7 Moves You Haven’t Made in Your 401k
We’ve all heard about the basic retirement plan advice: get your employer match, pick the appropriate asset allocation, and check the expense ratios on the funds. There has to be more, right? Of course there is. Here are some tips for thoroughly evaluating your 401k and taking advantage of the less talked about options.
1. Uncover Hidden Administrative Fees. It’s becoming more common that employees are paying the administrative costs for 401k plans, but the fees are sometimes hard to find. Check your transaction history for removal of partial shares. If you didn’t sell anything, it’s probably an administrative fee. In addition, you can also check out the expenses of your plan in the annual Form 5500 filing, which is available to the public.
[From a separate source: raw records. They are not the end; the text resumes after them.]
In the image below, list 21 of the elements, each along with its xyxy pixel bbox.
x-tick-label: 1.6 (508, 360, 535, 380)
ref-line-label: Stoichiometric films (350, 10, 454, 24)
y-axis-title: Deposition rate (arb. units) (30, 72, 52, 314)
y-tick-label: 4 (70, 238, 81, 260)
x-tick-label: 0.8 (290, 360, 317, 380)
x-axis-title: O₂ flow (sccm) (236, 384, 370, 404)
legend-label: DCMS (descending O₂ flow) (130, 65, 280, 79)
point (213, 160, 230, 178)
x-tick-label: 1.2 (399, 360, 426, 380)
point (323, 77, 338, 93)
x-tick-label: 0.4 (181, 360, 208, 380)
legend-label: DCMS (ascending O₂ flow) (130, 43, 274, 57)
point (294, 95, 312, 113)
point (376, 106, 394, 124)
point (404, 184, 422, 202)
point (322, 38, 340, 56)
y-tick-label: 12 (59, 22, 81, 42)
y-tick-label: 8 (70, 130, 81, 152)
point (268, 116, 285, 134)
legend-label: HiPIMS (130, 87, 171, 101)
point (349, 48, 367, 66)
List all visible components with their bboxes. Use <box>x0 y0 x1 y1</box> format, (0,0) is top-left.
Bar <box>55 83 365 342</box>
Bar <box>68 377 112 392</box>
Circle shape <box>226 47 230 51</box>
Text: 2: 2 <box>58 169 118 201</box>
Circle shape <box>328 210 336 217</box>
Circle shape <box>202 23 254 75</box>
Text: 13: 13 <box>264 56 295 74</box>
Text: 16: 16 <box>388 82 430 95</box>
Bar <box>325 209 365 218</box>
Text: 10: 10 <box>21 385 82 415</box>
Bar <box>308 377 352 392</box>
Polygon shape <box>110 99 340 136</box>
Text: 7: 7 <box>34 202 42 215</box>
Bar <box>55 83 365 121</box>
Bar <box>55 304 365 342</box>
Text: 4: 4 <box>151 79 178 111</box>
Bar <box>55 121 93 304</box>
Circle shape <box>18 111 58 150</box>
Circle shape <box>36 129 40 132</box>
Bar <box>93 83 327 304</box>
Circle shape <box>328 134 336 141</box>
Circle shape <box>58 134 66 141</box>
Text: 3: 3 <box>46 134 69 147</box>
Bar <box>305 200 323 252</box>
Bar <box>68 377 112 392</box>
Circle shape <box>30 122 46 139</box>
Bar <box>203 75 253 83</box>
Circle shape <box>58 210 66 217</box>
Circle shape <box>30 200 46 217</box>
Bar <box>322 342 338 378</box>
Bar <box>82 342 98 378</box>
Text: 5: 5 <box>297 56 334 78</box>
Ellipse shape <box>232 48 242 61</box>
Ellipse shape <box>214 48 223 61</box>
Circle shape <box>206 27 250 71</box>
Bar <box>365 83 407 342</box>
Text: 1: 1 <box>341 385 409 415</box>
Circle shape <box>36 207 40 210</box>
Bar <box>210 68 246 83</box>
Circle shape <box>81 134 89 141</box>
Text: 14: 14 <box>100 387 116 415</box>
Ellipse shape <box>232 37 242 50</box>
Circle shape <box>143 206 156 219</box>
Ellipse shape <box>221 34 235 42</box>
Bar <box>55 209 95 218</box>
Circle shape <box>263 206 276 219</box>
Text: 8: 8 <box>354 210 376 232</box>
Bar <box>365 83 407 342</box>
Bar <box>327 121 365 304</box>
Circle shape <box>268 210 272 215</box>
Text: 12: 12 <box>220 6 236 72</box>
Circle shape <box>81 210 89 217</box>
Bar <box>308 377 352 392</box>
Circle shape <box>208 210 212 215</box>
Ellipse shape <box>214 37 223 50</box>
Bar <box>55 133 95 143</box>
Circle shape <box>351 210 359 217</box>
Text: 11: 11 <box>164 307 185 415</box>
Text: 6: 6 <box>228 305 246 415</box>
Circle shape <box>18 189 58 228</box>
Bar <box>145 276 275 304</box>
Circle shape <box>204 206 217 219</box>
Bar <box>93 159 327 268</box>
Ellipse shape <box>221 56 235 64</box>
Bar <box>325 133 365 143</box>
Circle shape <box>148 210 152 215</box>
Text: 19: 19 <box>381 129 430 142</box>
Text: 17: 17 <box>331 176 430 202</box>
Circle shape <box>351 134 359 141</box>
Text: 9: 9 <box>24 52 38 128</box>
2. Look for In-Service Withdrawal Options. Check your summary plan document. If you are allowed to make in service withdrawals, you can roll your 401k money to an IRA while you are still working. I’ve done this in the past to contribute extra money to my Roth IRA. In addition, it’s great for anyone who is getting the shaft in their 401k.
3. Check for a Self-Directed Brokerage Account. If your 401k account options are terrible, look for the option to manage your own retirement account. In exchange for agreeing to indemnify and hold harmless your employer, you get access to invest in a huge set of choices. My husband has this option at the University and it opens up the plan to over 3,000 funds.
4. Sign up for Automatic Increases. This option is becoming more popular on plans of all sizes. If you can’t max out your plan now, but want to keep increasing your contribution, select this option and let your administrator automatically increase your deferrals on a scale that you choose. Coordinate it with your annual raises and you won’t even notice the difference.
5. Claim your Saver’s Credit for Retirement Savings Contributions. Tax credits up to $1,000 ($2,000 for married couples) are available for contributing to your retirement plan. Eligibility guidelines and income limitations are in IRA Publication 590. The credit is in addition to the ability to contribute pre-tax to a 401k or deduct your contribution to a traditional IRA. If you missed this credit in the past, you can amend your old tax returns to get your credit back.
6. Check Access to Institutional Funds. If you work for a large employer, chances are you might have access to some funds that you couldn’t use as an individual. For example, we have access to the Vanguard Institutional Index Fund with an expense ratio of 0.025%. However, the minimum investment is $200,000,000. With fees like that, it’s sometimes worth it to roll IRA money INTO your 401k.
7. Coordinate with Your Spouse. If you aren’t going to max out both your plans, contribute to the plan that gives you a better deal (after getting the match on both plans). Look at investment options, expense ratios and fees. My husband has access to a 457 plan; it’s a better plan than a 401k and 403b due to the liberal withdrawal guidelines, so we direct all our contributions there first. Some may not feel comfortable commingling your retirement planning with your spouse, but we share all our money. (In addition, we live in a community property state, so even if we don’t want to, we share our money.)
Do you have other tips and tricks for maximizing your retirement plan? Share your thoughts in the comments.
Good tips, but I always hate hearing about the “Saver’s Credit” because the rules don’t let me claim it. Even if I wasn’t married, we blow the limit out of the water, yet we struggle to be able to find the dollars to contribute.